Stupisce ripercorrere gli eventi dei secoli scorsi: si pensi alla data della Rivoluzione francese, 1789 e alla conclusione del periodo napoleonico, dopo venticinque anni, con la pace di Vienna del 1815, o all’inaugurazione della Torre Eiffel, con la prima esposizione mondiale a Parigi del 1889, la belle Epoque finì venticinque anni dopo con l’attentato di Sarajevo di cui in questi giorni si ricordano i 102 anni di anniversario. Nel secolo scorso nessuno ipotizzava come quell’evento potesse cambiare il mondo: il fervore delle cancellerie europee, frenetico ma sereno, preoccupato ma fiducioso, convinto anche quella volta di evitare il peggio, come la precedente crisi di Tangeri, fu travolto dagli eventi e dalla determinazione austriaca del rispetto delle regole. 

Cento anni dopo l’Europa è nuovamente alla prova. La Commissione europea e i suoi governanti sono fiduciosi di individuare una soluzione alle ripercussioni del risultato referendario inglese, ai movimenti nazionalistici potenzialmente dirompenti e alla stagnazione economica in atto, nonostante la visione negativa e senza alternative, del finanziere G. Soros, commentata dai media in questi giorni.

Già nel settembre del 2013 avevamo ipotizzato su queste pagine, una possibile nuova crisi, ora, con l’uscita della Gran Bretagna dal mercato europeo, viene alla luce la fragilità politica dell’Europa, le problematiche finanziarie della sua divisa e del suo sistema bancario, in particolare quello italiano. Domenica scorsa, sulle pagine del Corriere l’articolo di fondo al fulmicotone dell’economista Francesco Giavazzi, pivot del Governo, ha auspicato un’azione di salvataggio del nostro sistema bancario da 40 miliardi, decretando comunque il de profundis per gli azionisti della terza banca del paese, il Montepaschi di Siena. A seguire, le indiscrezioni apparse sui principali giornali del Paese, di un piano del governo finanziato da nuovo debito pubblico, in corso di negoziazione con la Commissione europea, finalizzato all’ingresso dello Stato nel capitale delle banche italiane in crisi, evitando le forche caudine della legge in vigore del bail-in. 

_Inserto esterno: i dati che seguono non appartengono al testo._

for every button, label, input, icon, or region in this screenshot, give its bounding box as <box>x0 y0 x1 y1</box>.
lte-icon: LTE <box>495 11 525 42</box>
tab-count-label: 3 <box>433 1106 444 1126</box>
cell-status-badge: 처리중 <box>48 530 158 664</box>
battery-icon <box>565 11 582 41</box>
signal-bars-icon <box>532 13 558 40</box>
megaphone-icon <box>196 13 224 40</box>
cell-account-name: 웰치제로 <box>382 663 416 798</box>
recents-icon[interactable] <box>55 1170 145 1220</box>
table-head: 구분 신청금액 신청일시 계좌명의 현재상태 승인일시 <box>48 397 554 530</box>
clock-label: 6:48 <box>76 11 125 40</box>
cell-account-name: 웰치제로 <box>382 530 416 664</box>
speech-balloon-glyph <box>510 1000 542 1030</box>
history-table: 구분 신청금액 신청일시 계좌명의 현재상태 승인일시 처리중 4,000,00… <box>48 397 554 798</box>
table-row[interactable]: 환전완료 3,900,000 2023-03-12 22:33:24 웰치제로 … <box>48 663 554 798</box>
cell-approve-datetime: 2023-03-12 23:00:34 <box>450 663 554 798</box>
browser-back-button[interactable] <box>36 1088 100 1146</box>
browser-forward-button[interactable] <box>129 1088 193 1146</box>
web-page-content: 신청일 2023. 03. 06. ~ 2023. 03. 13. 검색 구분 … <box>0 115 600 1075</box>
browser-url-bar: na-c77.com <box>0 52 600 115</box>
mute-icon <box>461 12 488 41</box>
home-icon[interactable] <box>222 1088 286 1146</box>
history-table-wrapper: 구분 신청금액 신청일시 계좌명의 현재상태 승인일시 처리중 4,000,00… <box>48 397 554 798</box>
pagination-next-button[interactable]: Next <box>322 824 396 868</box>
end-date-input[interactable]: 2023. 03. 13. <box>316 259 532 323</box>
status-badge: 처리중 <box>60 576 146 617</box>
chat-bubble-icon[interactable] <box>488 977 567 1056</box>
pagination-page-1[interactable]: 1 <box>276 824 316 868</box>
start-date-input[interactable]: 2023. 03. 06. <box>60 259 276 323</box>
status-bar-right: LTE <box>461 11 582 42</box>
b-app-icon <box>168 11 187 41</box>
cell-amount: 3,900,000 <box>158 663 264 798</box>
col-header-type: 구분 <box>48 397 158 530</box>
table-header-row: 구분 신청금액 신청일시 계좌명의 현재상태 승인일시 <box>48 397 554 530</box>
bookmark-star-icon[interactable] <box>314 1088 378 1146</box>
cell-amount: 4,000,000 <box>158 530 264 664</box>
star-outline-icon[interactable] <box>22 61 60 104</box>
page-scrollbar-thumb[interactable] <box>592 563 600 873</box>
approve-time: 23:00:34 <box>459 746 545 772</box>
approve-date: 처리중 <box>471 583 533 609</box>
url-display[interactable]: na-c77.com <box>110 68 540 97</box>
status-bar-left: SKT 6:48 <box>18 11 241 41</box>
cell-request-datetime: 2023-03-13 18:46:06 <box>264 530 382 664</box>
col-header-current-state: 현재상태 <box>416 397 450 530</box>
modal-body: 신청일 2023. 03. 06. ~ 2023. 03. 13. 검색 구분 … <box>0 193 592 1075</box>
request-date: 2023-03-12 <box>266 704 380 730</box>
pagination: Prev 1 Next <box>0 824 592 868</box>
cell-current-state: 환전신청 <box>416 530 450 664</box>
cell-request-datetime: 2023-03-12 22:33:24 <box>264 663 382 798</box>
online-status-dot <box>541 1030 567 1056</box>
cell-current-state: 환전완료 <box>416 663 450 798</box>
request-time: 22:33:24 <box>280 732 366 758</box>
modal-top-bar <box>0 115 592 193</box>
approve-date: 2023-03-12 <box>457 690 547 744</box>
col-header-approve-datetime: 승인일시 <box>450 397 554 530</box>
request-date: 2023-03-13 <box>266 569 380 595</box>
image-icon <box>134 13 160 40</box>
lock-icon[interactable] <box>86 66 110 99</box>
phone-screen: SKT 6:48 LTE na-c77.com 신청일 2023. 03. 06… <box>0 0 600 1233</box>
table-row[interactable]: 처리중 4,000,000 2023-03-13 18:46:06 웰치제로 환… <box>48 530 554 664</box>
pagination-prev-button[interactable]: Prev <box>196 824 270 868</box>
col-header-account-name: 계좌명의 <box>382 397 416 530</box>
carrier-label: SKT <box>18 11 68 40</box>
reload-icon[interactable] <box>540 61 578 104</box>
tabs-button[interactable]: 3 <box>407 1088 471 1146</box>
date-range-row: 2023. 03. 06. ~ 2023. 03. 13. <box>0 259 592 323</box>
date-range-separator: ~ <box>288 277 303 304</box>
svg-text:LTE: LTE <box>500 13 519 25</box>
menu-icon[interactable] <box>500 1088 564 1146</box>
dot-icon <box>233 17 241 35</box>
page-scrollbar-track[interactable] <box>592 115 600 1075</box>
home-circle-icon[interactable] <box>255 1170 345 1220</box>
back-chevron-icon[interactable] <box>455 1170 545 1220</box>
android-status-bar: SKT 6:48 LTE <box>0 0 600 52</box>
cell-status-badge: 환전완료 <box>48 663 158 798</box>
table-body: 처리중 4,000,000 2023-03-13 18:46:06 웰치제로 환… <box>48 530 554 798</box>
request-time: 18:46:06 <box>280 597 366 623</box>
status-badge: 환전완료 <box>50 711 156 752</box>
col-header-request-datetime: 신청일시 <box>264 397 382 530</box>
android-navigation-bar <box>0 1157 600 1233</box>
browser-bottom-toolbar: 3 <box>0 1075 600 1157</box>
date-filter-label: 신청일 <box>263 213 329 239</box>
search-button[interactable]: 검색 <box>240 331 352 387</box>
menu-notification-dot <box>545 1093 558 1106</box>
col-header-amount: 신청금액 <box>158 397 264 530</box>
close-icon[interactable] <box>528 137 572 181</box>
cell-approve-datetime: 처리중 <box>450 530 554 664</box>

Se il rigore teutonico prevarrà, come nella crisi di Sarajevo, e verrà negata all’Italia questa azione straordinaria, il destino per le nostre banche è segnato, forse anche dell’Europa e dell’euro. Ne discende, quindi, l’importanza dell’osservazione di Sant’Agostino: “Ci sono tre tempi: il presente delle cose passate, il presente delle cose presenti, e il presente delle cose future”. Seguirà un periodo di turbolenza, si bruceranno miliardi di ricchezza di carta, la rivincita della storia sulle elite plutocratiche; e purtroppo, come ogni crisi, anche le classi non abbienti soffriranno.